Survivors and leaders mark Holocaust Memorial Day
- Published
Survivors and world leaders are marking Holocaust Memorial Day with remembrance services and events.
It honours the six million Jewish people murdered, alongside the millions of other people killed under Nazi persecution of other groups.
The day also marks the 78th anniversary of the liberation of Auschwitz-Birkenau death camp, in what was then Nazi-occupied Poland.
Set up in 1940, Auschwitz was initially intended to house Polish political prisoners - but it eventually became the largest of the Nazis' extermination camps, where Adolf Hitler's plan to kill all Jewish people - the "Final Solution" - was put in to practice.
About 1.1 million people were murdered there, mostly Jewish.
Here are some of the memorial events that took place during this year's Holocaust Memorial Day.
(Above and below) King Charles III and the Queen Consort lit candles at Buckingham Palace, London, alongside Holocaust survivor Dr Martin Stern and a survivor of the Darfur genocide, Amouna Adam.

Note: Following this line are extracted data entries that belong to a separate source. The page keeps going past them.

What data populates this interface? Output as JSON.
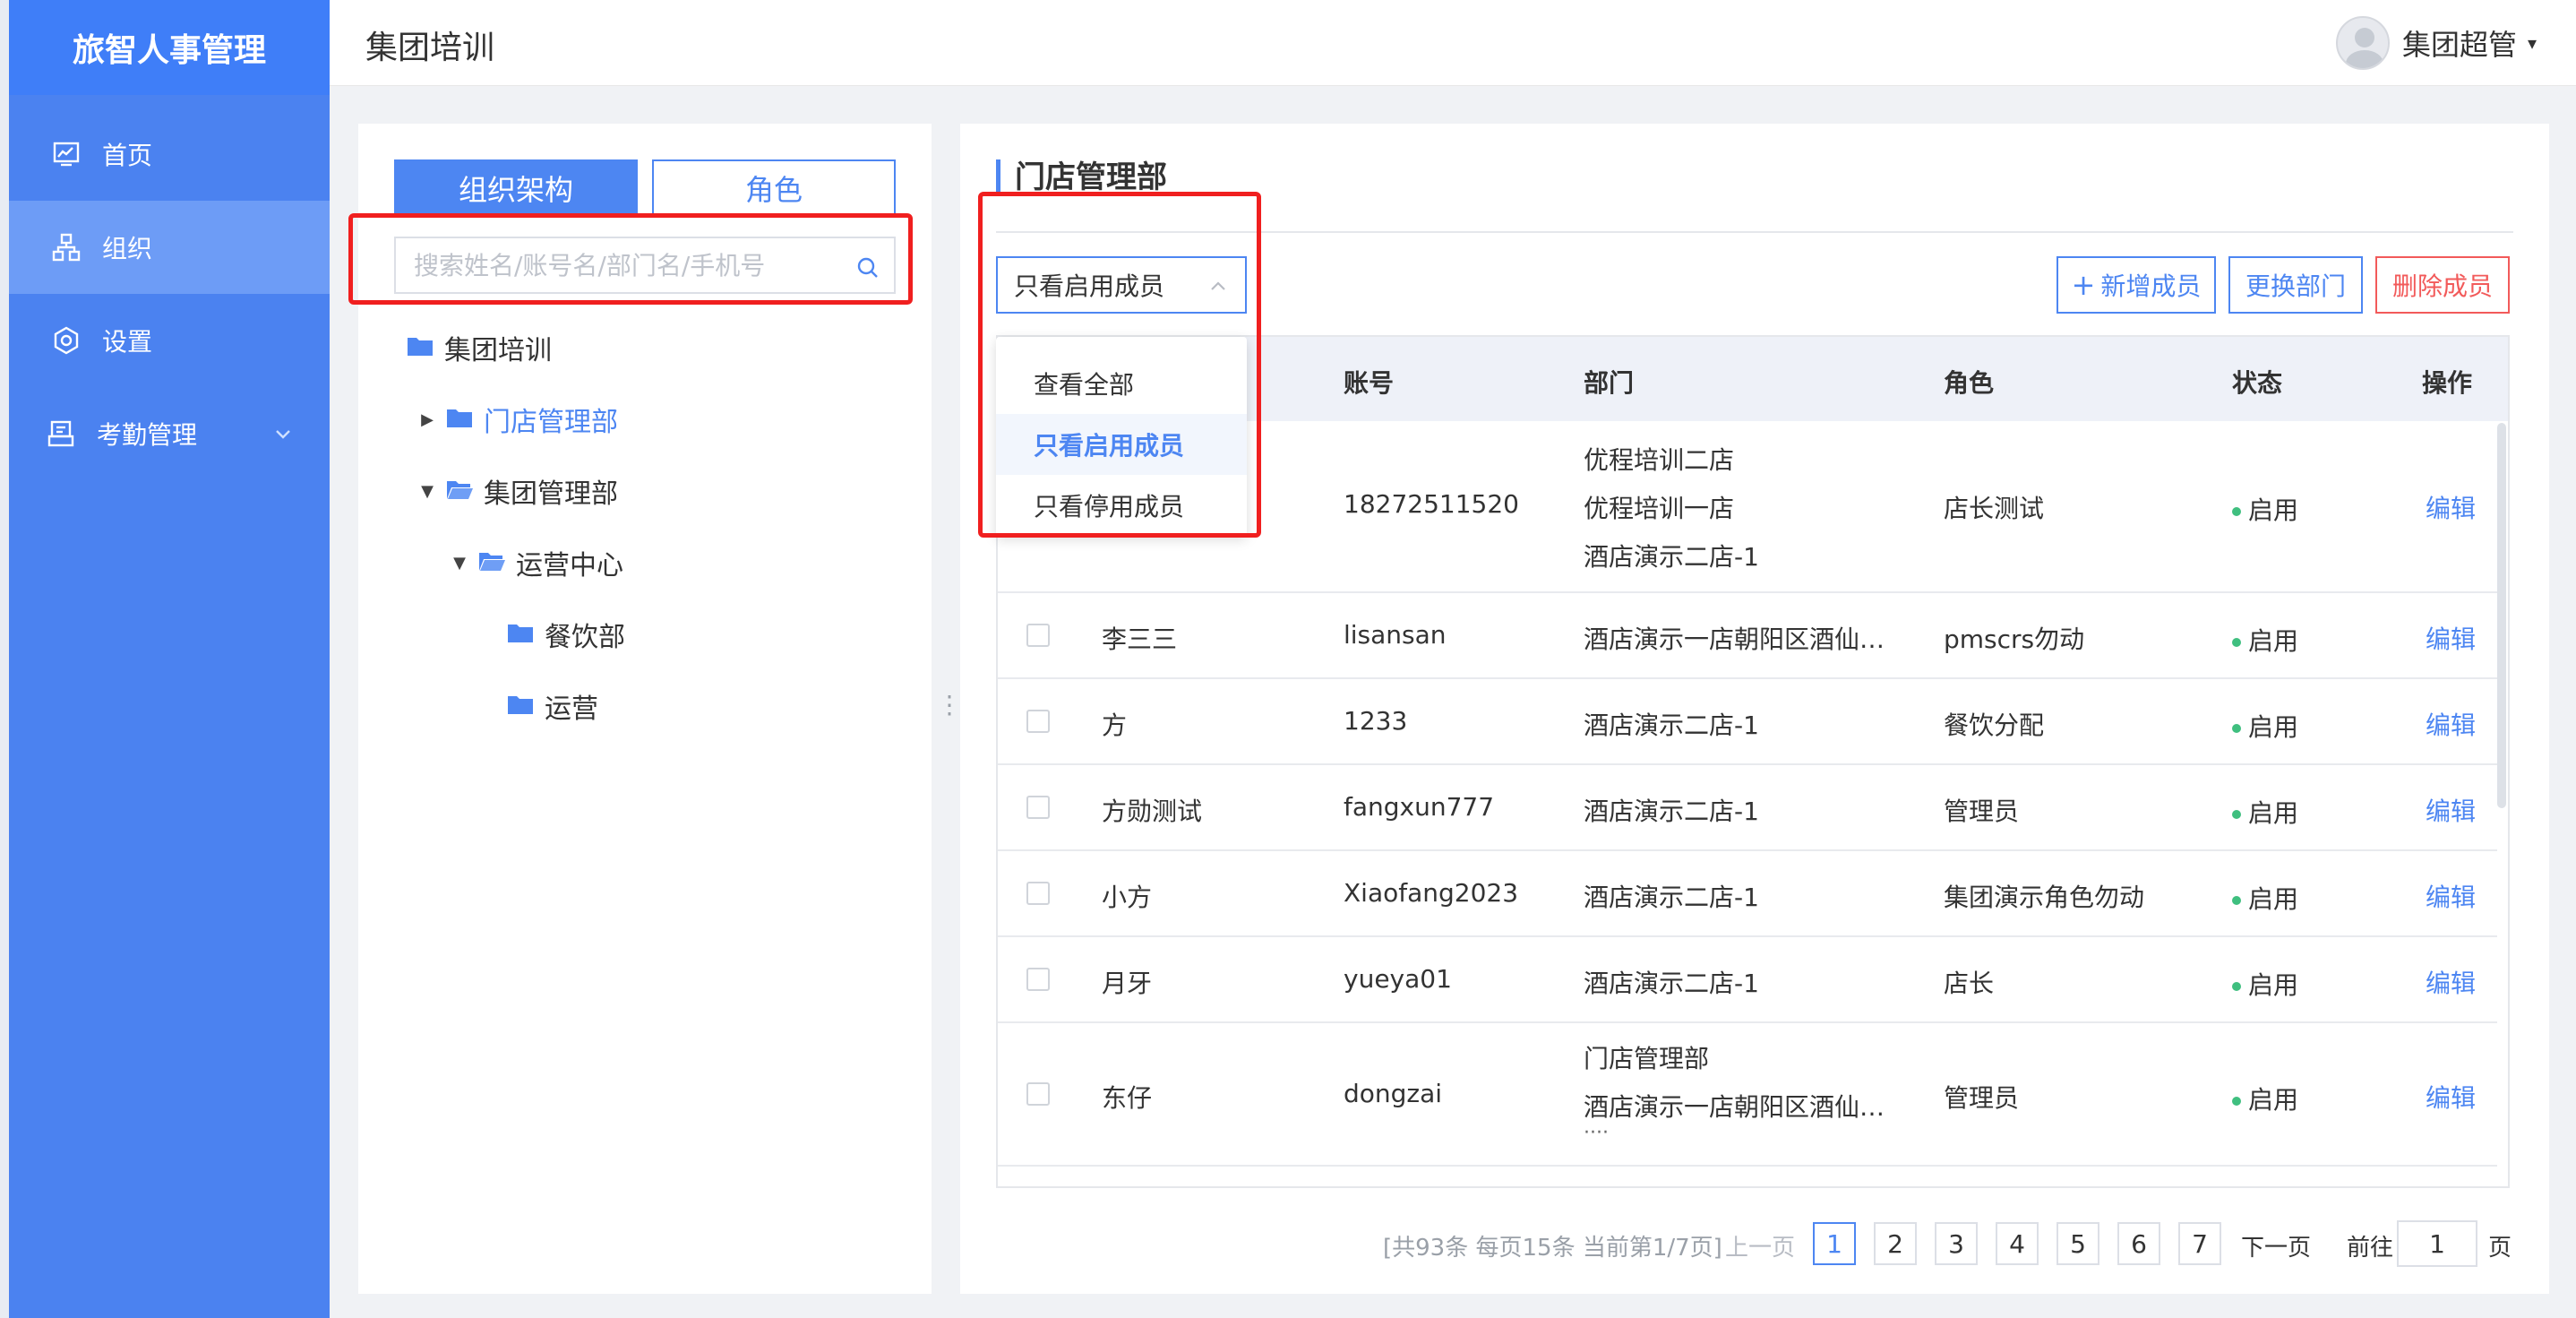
{
  "app": {
    "brand": "旅智人事管理"
  },
  "sidebar": {
    "items": [
      {
        "label": "首页",
        "icon": "chart-icon"
      },
      {
        "label": "组织",
        "icon": "org-icon"
      },
      {
        "label": "设置",
        "icon": "gear-icon"
      },
      {
        "label": "考勤管理",
        "icon": "attendance-icon"
      }
    ]
  },
  "header": {
    "title": "集团培训",
    "user": "集团超管"
  },
  "left_panel": {
    "tabs": [
      "组织架构",
      "角色"
    ],
    "search_placeholder": "搜索姓名/账号名/部门名/手机号",
    "tree": [
      {
        "label": "集团培训"
      },
      {
        "label": "门店管理部"
      },
      {
        "label": "集团管理部"
      },
      {
        "label": "运营中心"
      },
      {
        "label": "餐饮部"
      },
      {
        "label": "运营"
      }
    ]
  },
  "right_panel": {
    "dept_title": "门店管理部",
    "filter": {
      "selected": "只看启用成员",
      "options": [
        "查看全部",
        "只看启用成员",
        "只看停用成员"
      ]
    },
    "buttons": {
      "add": "新增成员",
      "move": "更换部门",
      "delete": "删除成员"
    },
    "columns": [
      "账号",
      "部门",
      "角色",
      "状态",
      "操作"
    ],
    "rows": [
      {
        "name": "",
        "account": "18272511520",
        "dept": [
          "优程培训二店",
          "优程培训一店",
          "酒店演示二店-1"
        ],
        "role": "店长测试",
        "status": "启用",
        "action": "编辑"
      },
      {
        "name": "李三三",
        "account": "lisansan",
        "dept": [
          "酒店演示一店朝阳区酒仙…"
        ],
        "role": "pmscrs勿动",
        "status": "启用",
        "action": "编辑"
      },
      {
        "name": "方",
        "account": "1233",
        "dept": [
          "酒店演示二店-1"
        ],
        "role": "餐饮分配",
        "status": "启用",
        "action": "编辑"
      },
      {
        "name": "方勋测试",
        "account": "fangxun777",
        "dept": [
          "酒店演示二店-1"
        ],
        "role": "管理员",
        "status": "启用",
        "action": "编辑"
      },
      {
        "name": "小方",
        "account": "Xiaofang2023",
        "dept": [
          "酒店演示二店-1"
        ],
        "role": "集团演示角色勿动",
        "status": "启用",
        "action": "编辑"
      },
      {
        "name": "月牙",
        "account": "yueya01",
        "dept": [
          "酒店演示二店-1"
        ],
        "role": "店长",
        "status": "启用",
        "action": "编辑"
      },
      {
        "name": "东仔",
        "account": "dongzai",
        "dept": [
          "门店管理部",
          "酒店演示一店朝阳区酒仙…",
          "····"
        ],
        "role": "管理员",
        "status": "启用",
        "action": "编辑"
      }
    ],
    "pagination": {
      "summary": "[共93条 每页15条 当前第1/7页]",
      "prev": "上一页",
      "pages": [
        "1",
        "2",
        "3",
        "4",
        "5",
        "6",
        "7"
      ],
      "next": "下一页",
      "goto_label": "前往",
      "goto_value": "1",
      "page_unit": "页"
    }
  },
  "colors": {
    "primary": "#4d86f2",
    "danger": "#f25a5a",
    "sidebar": "#4b82f0",
    "highlight_box": "#f01f1f",
    "status_ok": "#3fbf7f"
  }
}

In a statement, the King said: "Over many years, I have been deeply touched to have met so many Holocaust survivors, all of them extraordinary people who faced unimaginable horror.
"Their strength and determination to share their testimonies is an inspiration to us all.
"The theme for this year's Holocaust Memorial Day - Ordinary People - reminds us how it was ordinary people who were the perpetrators, bystanders, rescuers, and witnesses to the Holocaust, and its victims."
Dame Joanna Lumley also met Dr Stern at Piccadilly Circus, London.
The British actress was handing out memorial candles, alongside Holocaust survivor Joan Salter (below, left) and Rwandan genocide survivor Antoinette Mutabazi (below, right).
In Berlin, Klaus Schirdewahn (above and below), a representative of the LGBTQ+ community, spoke during a memorial ceremony commemorating the victims of the Holocaust at the lower house of the parliament or Bundestag.
Rozette Kats, an 80-year-old Holocaust survivor whose parents were murdered in Auschwitz, also spoke at the Bundestag.
The German national flag flew at half mast outside the Bundestag.
Musician Carmelo Leotta played an improvisational piece on a contrabass at the Gleis 17 memorial in Berlin.
The Gleis 17 memorial is located at the train platform from which the Nazis deported thousands of Berlin Jews by rail to the Auschwitz and Theresienstadt concentration camps.
US Ambassador to Bosnia and Herzegovina Michael Murphy laid flowers at the Memorial to the victims of Nazi persecution at the Old Jewish Cemetery in Sarajevo.
A member of the guard of honour of the Serbian Army stood at attention during a memorial service at the monument of victims of the Nazi concentration camp Sajmiste, in Belgrade, Serbia.
In Oswiecim, Poland, Second Gentleman of the US Douglas Emhoff (below, left) walked through the main gates of the former German Nazi concentration and extermination camp Auschwitz-Birkenau.
The husband of US Vice President Kamala Harris also laid a wreath at the "death wall", where Nazi SS soldiers shot and killed several thousands.
On the eve of Holocaust Memorial Day, visitors toured the Auschwitz II-Birkenau former German Nazi concentration and extermination camp.
Young visitors were also seen at the Yad Vashem Holocaust Memorial museum in Jerusalem.
Holocaust survivor Vera Schaufeld was photographed at her home in north London (below).
Ms Schaufeld was born in Prague in 1930 and transported via the Kindertransport to the UK in 1939 where she lived with a family in Bury St Edmunds.
None of her family who remained in central Europe survived the war.
On Wednesday, 600 candles were laid out in the shape of the Star of David in York Minster's Chapter House.